Personal information
- Date of birth: 3 January 1994 (age 32)
- Place of birth: Purmerend, Netherlands
- Height: 1.80 m (5 ft 11 in)
- Position: Midfielder

Youth career
- EVC
- Volendam

Senior career*
- Years: Team / Apps / (Gls)
- 2015–2018: Volendam / 32 / (1)
- 2018: CR Al Hoceima / 2 / (0)
- 2019–2020: Eemdijk / 29 / (2)
- 2020–2022: VVOG / 29 / (3)
- 2022–2023: Sportlust '46 / 1 / (0)

International career
- 2016: Morocco U23 / 1 / (0)

= Rafik El Hamdi =

Moroccan footballer (born 1994)

Rafik El Hamdi (born 3 January 1994) is a footballer who plays as a midfielder.
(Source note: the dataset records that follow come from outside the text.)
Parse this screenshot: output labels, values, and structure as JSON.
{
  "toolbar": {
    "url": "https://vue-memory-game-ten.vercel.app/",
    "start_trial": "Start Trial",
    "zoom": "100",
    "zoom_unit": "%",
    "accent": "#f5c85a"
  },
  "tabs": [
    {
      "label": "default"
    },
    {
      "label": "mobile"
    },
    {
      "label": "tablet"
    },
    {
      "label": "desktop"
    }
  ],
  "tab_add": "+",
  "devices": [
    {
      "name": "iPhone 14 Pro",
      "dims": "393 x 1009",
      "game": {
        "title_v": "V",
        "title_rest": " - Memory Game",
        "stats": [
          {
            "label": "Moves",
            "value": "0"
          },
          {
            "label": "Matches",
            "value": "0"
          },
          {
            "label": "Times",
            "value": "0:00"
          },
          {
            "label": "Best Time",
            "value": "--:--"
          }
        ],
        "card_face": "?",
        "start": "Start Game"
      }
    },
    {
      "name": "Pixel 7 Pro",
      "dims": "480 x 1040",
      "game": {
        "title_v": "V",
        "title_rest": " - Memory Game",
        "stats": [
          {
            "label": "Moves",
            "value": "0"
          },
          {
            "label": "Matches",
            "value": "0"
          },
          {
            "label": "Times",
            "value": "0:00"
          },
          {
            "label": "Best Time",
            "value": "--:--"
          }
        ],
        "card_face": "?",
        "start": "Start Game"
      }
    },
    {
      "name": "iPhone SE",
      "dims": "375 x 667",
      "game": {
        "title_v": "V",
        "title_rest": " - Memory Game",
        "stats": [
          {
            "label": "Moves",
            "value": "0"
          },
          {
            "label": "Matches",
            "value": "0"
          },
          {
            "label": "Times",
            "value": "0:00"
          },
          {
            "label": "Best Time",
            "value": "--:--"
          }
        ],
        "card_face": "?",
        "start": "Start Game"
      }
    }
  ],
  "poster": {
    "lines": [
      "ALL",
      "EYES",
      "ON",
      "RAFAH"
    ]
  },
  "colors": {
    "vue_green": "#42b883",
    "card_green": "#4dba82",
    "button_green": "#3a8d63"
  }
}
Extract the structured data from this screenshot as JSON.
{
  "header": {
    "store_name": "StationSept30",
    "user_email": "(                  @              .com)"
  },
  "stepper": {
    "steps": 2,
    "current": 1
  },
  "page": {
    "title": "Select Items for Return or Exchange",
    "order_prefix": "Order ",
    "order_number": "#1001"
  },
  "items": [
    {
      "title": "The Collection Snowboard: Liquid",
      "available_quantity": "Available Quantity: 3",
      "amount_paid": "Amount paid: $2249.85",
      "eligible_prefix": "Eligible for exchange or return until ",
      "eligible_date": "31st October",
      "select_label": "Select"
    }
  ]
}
Born in the Netherlands, he has represented Morocco at youth level.

==Club career==
El Hamdi signed his first professional contract with Volendam in 2015 and joined CR Al Hoceima in Morocco in July 2018, and played for the club for a half year, before leaving. He then moved back to the Netherlands and joined Derde Divisie club VV Eemdijk. In 2020 he moved to VVOG and in 2022 to Sportlust '46.

==International career==
El Hamdi was called up and capped for the Morocco U23s in a friendly 1–0 win against the Cameroon U23s.